The fact is the economy in the years before the current crisis was fundamentally weak, with the bubble, and the unsustainable consumption to which it gave rise, acting as life support. Without these, unemployment would have been high.

It was absurd to think that fixing the banking system could by itself restore the economy to health. Bringing the economy back to “where it was” does nothing to address the underlying problems. The trauma we’re experiencing right now resembles the trauma we experienced 80 years ago, during the Great Depression, and it has been brought on by an analogous set of circumstances. “


UNDER THE BEST OF CIRCUMSTANCES IT WILL BE A LONG SLOG

Based on the numbers, a reexamination of the causes of the Great Depression in the 1940’s and the depth of America’s economic fall in the past few years, Stiglitz argues that even if we “correctly respond to the trauma — the failures of the financial sector — it will take a decade or more to achieve full recovery. Under the best of conditions, we will endure a Long Slump. If we respond incorrectly, as we have been, the Long Slump will last even longer, and the parallel with the Depression will take on a tragic new dimension.”

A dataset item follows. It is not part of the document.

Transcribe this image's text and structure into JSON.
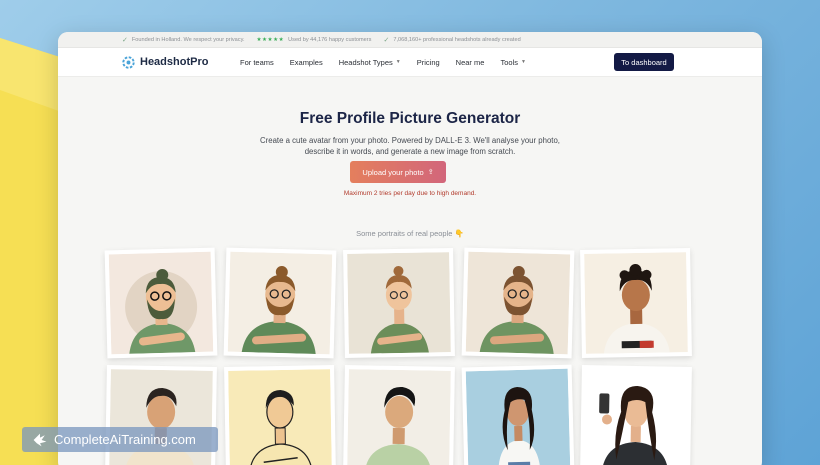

And one major reason he says we won’t be going back to “normal” anytime soon is the so-called “real economy.”

And the real economy has a huge problem that is rooted in, he says “The kinds of jobs we have, the kind we need, and the kind we’re losing, and rooted as well in the kind of workers we want and the kind we don’t know what to do with. The real economy has been in a state of wrenching transition for decades, and its dislocations have never been squarely faced.”

Stiglitz reaches several conclusions about what America must do to transition itself to the next phase needed to produce jobs now and jobs in the future and one of them is this:

“If we expect to maintain any semblance of “normality,” we must fix the financial system…what’s needed is to get banks out of the dangerous business of speculating and back into the boring business of lending. But we have not fixed the financial system. Rather, we have poured money into the banks, without restrictions, without conditions, and without a vision of the kind of banking system we want and need. We have, in a phrase, confused ends with means. A banking system is supposed to serve society, not the other way around.

That we should tolerate such a confusion of ends and means says something deeply disturbing about where our economy and our society have been heading.

Americans in general are coming to understand what has happened. Protesters around the country, galvanized by the Occupy Wall Street movement, already know. “


Stiglitz’s piece is a fascinating contrarian read and angle to the usual financial talking heads on TV.